Una porzione significativa della nuova liquidità, compresa tra 10 e 15 miliardi di dollari, dovrebbe essere disponibile già nei prossimi giorni, mentre la parte restante è prevista nelle settimane successive, al termine delle formalità contrattuali e di due diligence.
Chi guida il round
La lead dell’operazione è condivisa da grandi investitori istituzionali, con il fondo sovrano di Singapore GIC e l’investitore statunitense Coatue in prima linea. Anche Sequoia Capital risulta tra i partecipanti con un apporto finanziario significativo.
In aggiunta a questo nuovo round, era già noto che i colossi tecnologici Microsoft e Nvidia si erano impegnati in precedenza a investire rispettivamente 10 miliardi e 5 miliardi di dollari in Anthropic, confermando l’interesse strategico degli operatori infrastrutturali e dei produttori di chip per le piattaforme di intelligenza artificiale.
Reazioni dei mercati
La notizia ha avuto effetti immediati sui titoli legati a infrastrutture ad alte prestazioni: i miner di bitcoin che hanno virato verso attività di AI e infrastrutture di HPC (computazione ad alte prestazioni) hanno registrato rialzi apprezzabili nelle contrattazioni. Tra questi, IREN e Cipher Mining hanno segnato aumenti superiori al 12%, mentre Hut 8 e TeraWulf hanno mostrato guadagni oltre l’8%.
Anche il token legato alla rete Near Protocol ha evidenziato un modesto incremento del valore, in scia all’attenzione generale verso progetti che integrano tecnologie di intelligenza artificiale.
Implicazioni strategiche
Un’operazione di questa portata riflette la crescente concentrazione di capitale nel settore dell’AI e la disponibilità di grandi investitori istituzionali a finanziare aziende che possono competere a livello globale. I fondi sovrani e le firme di venture capital stanno assumendo ruoli chiave nel sostenere la scala necessaria per lo sviluppo di modelli avanzati e per l’espansione delle infrastrutture di calcolo.
Per Anthropic il capitale aggiuntivo può servire a diverse finalità: ampliare l’offerta di prodotti, incrementare la capacità di calcolo, attrarre talenti e accelerare la ricerca su modelli più sicuri e performanti. Per gli investitori, l’operazione rappresenta una scommessa sulla crescita a lungo termine della domanda di servizi di intelligenza artificiale.
Rischi e considerazioni normative
Nonostante l’entusiasmo, esistono rischi significativi: valutazioni molto elevate espongono sia gli investitori sia le aziende a potenziali correzioni di mercato, mentre la crescente attenzione normativa su modelli IA e sull’uso dei dati potrebbe determinare vincoli operativi o aumentare i costi di conformità.

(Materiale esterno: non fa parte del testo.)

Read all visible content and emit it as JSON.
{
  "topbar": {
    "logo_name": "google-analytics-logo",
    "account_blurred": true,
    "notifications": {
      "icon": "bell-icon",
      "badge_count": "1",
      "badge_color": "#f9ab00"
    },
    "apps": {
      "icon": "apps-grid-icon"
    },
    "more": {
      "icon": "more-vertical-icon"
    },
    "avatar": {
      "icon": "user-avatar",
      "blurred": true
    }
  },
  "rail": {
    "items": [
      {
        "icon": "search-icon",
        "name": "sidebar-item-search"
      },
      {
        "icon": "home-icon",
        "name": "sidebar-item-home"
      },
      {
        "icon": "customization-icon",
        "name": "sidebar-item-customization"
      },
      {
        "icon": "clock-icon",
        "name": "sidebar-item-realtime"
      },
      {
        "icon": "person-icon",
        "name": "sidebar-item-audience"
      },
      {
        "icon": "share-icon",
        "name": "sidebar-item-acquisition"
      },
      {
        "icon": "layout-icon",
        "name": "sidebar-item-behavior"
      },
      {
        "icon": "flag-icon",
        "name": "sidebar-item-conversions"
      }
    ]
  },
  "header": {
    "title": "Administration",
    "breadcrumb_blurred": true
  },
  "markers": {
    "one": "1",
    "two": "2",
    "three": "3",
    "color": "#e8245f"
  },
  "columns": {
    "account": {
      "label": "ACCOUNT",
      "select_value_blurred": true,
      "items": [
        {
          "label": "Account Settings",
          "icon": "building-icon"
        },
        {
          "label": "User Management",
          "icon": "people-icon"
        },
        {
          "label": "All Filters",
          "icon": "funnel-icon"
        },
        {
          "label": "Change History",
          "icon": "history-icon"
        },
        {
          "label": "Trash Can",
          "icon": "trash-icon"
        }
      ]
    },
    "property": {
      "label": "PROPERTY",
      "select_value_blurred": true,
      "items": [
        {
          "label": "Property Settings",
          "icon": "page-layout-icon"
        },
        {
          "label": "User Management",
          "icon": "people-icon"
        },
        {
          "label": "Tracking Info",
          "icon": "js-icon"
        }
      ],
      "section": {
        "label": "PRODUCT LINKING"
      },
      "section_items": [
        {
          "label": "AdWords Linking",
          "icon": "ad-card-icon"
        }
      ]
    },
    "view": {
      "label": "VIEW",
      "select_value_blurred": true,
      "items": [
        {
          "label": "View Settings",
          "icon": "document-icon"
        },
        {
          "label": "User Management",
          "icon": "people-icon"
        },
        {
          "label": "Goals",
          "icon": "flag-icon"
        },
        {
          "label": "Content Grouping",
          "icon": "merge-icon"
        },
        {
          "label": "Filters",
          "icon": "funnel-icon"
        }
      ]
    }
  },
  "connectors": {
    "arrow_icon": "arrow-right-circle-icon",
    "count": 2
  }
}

Inoltre, l’afflusso massiccio di capitali in poche piattaforme potrebbe accentuare dinamiche di concentrazione tecnologica, influenzando la concorrenza e la distribuzione degli investimenti tra startup e grandi player.
Conclusione
Il possibile round da 20 miliardi di dollari per Anthropic evidenzia quanto il settore dell’AI sia diventato centrale per investitori istituzionali, aziende tecnologiche e infrastrutture correlate. L’esito dell’operazione avrà ripercussioni sul ritmo di sviluppo delle tecnologie generative e sulle strategie di investimento in infrastrutture di calcolo ad alte prestazioni.